Memorial Day weekend 2016 was memorable in a bad way for Stephen Beard of Johns Island, whose 11-year-old American foxhound, Scout, was bitten by a snake in his yard. Beard noticed that Scout was not running up the steps to greet him like she normally does.
“Within 15 minutes of being in the house, I noticed that her face and neck began to swell,” he said. “We immediately rushed her to the emergency vet.”
Beard said that the vet tech asked if he had noticed any snakes in their yard, and he responded that he “had never thought of that.”
Some tests revealed that Scout had been bitten by a copperhead snake.
“They told me that she was bitten inside her mouth, probably by a younger snake with less venom,” he said. “We were lucky it wasn’t a more aggressive snake.”
Beard said Scout had to stay overnight and remain on painkillers for a short period of time.
“I did a lot of yard work over that next week,” he said. “I felt horrible. These pets are like children to us, and they rely on us to keep them safe. The yard was pretty overgrown, and I worked hard to get rid of the areas where snakes would feel comfortable hiding.”
Hot sidewalks in the summer also present problems. Dr. Kahuda suggested not walking a dog during the hottest times of the day to avoid injury to their paw pads, adding that shoes or socks do not help.
“Don’t put something on their paws since that will hinder them from being able to cool themselves,” Dr. Kahuda said.
Watson buys paw wax at the pet store and rubs it on her dog’s paws in the summertime to protect the pads on hot surfaces.
Something else that many people don’t think about is safety around summer cookouts.
“Be careful that dogs don’t get a hold of food they shouldn’t eat,” Dr. Kahuda said, citing chicken wings and items such as raisins and grapes, which can be fatally toxic for dogs.
She said that every year around the Fourth of July, she gets calls asking for anti-anxiety pills for dogs that are deathly afraid of fireworks.

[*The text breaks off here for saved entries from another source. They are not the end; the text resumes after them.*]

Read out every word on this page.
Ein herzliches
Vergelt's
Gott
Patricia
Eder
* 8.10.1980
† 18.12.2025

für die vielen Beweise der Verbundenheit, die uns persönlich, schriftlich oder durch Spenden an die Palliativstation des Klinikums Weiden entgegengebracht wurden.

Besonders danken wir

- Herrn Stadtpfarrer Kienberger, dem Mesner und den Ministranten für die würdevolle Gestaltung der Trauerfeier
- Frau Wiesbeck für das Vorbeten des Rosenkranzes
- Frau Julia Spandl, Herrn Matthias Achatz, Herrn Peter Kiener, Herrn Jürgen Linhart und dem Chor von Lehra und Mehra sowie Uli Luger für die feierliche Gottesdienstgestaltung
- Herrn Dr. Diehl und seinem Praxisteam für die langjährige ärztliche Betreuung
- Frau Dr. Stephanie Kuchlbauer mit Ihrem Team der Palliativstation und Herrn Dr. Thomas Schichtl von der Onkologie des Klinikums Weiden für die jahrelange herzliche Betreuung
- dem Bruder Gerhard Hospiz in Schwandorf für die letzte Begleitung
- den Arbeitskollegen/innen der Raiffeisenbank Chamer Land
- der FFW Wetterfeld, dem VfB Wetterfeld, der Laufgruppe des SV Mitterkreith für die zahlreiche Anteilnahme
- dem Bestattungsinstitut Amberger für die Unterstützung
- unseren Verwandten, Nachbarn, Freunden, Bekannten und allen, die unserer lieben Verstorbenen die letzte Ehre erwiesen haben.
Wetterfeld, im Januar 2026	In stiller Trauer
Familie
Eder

“We do not recommend that you give a dog anti-anxiety pills for the first time during a fireworks show,” she said. “That needs to be practiced, and we recommend you try the pills on your dog or cat several months, or at least weeks, in advance.”

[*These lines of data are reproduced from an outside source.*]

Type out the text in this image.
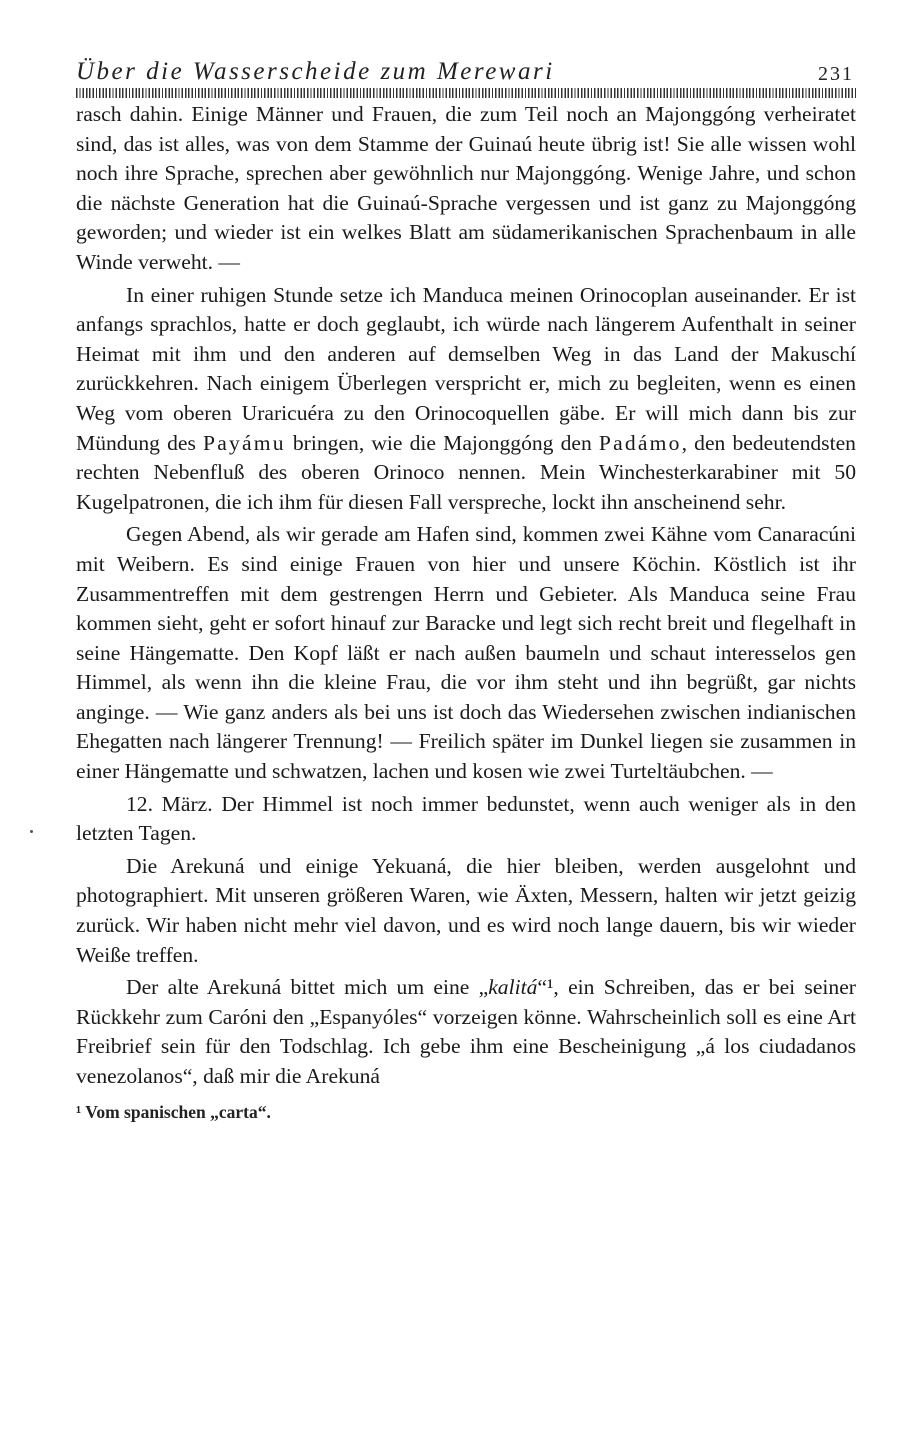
Über die Wasserscheide zum Merewari	231

rasch dahin. Einige Männer und Frauen, die zum Teil noch an Majonggóng verheiratet sind, das ist alles, was von dem Stamme der Guinaú heute übrig ist! Sie alle wissen wohl noch ihre Sprache, sprechen aber gewöhnlich nur Majonggóng. Wenige Jahre, und schon die nächste Generation hat die Guinaú-Sprache vergessen und ist ganz zu Majonggóng geworden; und wieder ist ein welkes Blatt am südamerikanischen Sprachenbaum in alle Winde verweht. —

In einer ruhigen Stunde setze ich Manduca meinen Orinocoplan auseinander. Er ist anfangs sprachlos, hatte er doch geglaubt, ich würde nach längerem Aufenthalt in seiner Heimat mit ihm und den anderen auf demselben Weg in das Land der Makuschí zurückkehren. Nach einigem Überlegen verspricht er, mich zu begleiten, wenn es einen Weg vom oberen Uraricuéra zu den Orinocoquellen gäbe. Er will mich dann bis zur Mündung des Payámu bringen, wie die Majonggóng den Padámo, den bedeutendsten rechten Nebenfluß des oberen Orinoco nennen. Mein Winchesterkarabiner mit 50 Kugelpatronen, die ich ihm für diesen Fall verspreche, lockt ihn anscheinend sehr.

Gegen Abend, als wir gerade am Hafen sind, kommen zwei Kähne vom Canaracúni mit Weibern. Es sind einige Frauen von hier und unsere Köchin. Köstlich ist ihr Zusammentreffen mit dem gestrengen Herrn und Gebieter. Als Manduca seine Frau kommen sieht, geht er sofort hinauf zur Baracke und legt sich recht breit und flegelhaft in seine Hängematte. Den Kopf läßt er nach außen baumeln und schaut interesselos gen Himmel, als wenn ihn die kleine Frau, die vor ihm steht und ihn begrüßt, gar nichts anginge. — Wie ganz anders als bei uns ist doch das Wiedersehen zwischen indianischen Ehegatten nach längerer Trennung! — Freilich später im Dunkel liegen sie zusammen in einer Hängematte und schwatzen, lachen und kosen wie zwei Turteltäubchen. —

12. März. Der Himmel ist noch immer bedunstet, wenn auch weniger als in den letzten Tagen.

Die Arekuná und einige Yekuaná, die hier bleiben, werden ausgelohnt und photographiert. Mit unseren größeren Waren, wie Äxten, Messern, halten wir jetzt geizig zurück. Wir haben nicht mehr viel davon, und es wird noch lange dauern, bis wir wieder Weiße treffen.

Der alte Arekuná bittet mich um eine „kalitá“¹, ein Schreiben, das er bei seiner Rückkehr zum Caróni den „Espanyóles“ vorzeigen könne. Wahrscheinlich soll es eine Art Freibrief sein für den Todschlag. Ich gebe ihm eine Bescheinigung „á los ciudadanos venezolanos“, daß mir die Arekuná

¹ Vom spanischen „carta“.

The same goes for those summertime pop-up thunderstorms. Many dogs fear the sound of thunder.
Sunburn is sometimes seen in pets with light coats or very short hair. Dr. Kahuda said that contrary to what many people believe, all dogs shouldn’t have their hair shaved down in the summer.
“Talk to a vet,” she said. “Some dogs do not need to be shaved, even though you think they have too thick of a coat. They expel heat through panting, so shaving them down may not be necessary.”
Watson uses coconut oil for sunscreen on her pets.
“Coconut oil is a more natural way to screen pets from the blistering sun,” she said.
What is uncomfortable for us will also be uncomfortable for our dog and cat.
“Make sure they have plenty of water, and just keep an eye on them when it is too hot. Use common sense,” Dr. Kahuda said.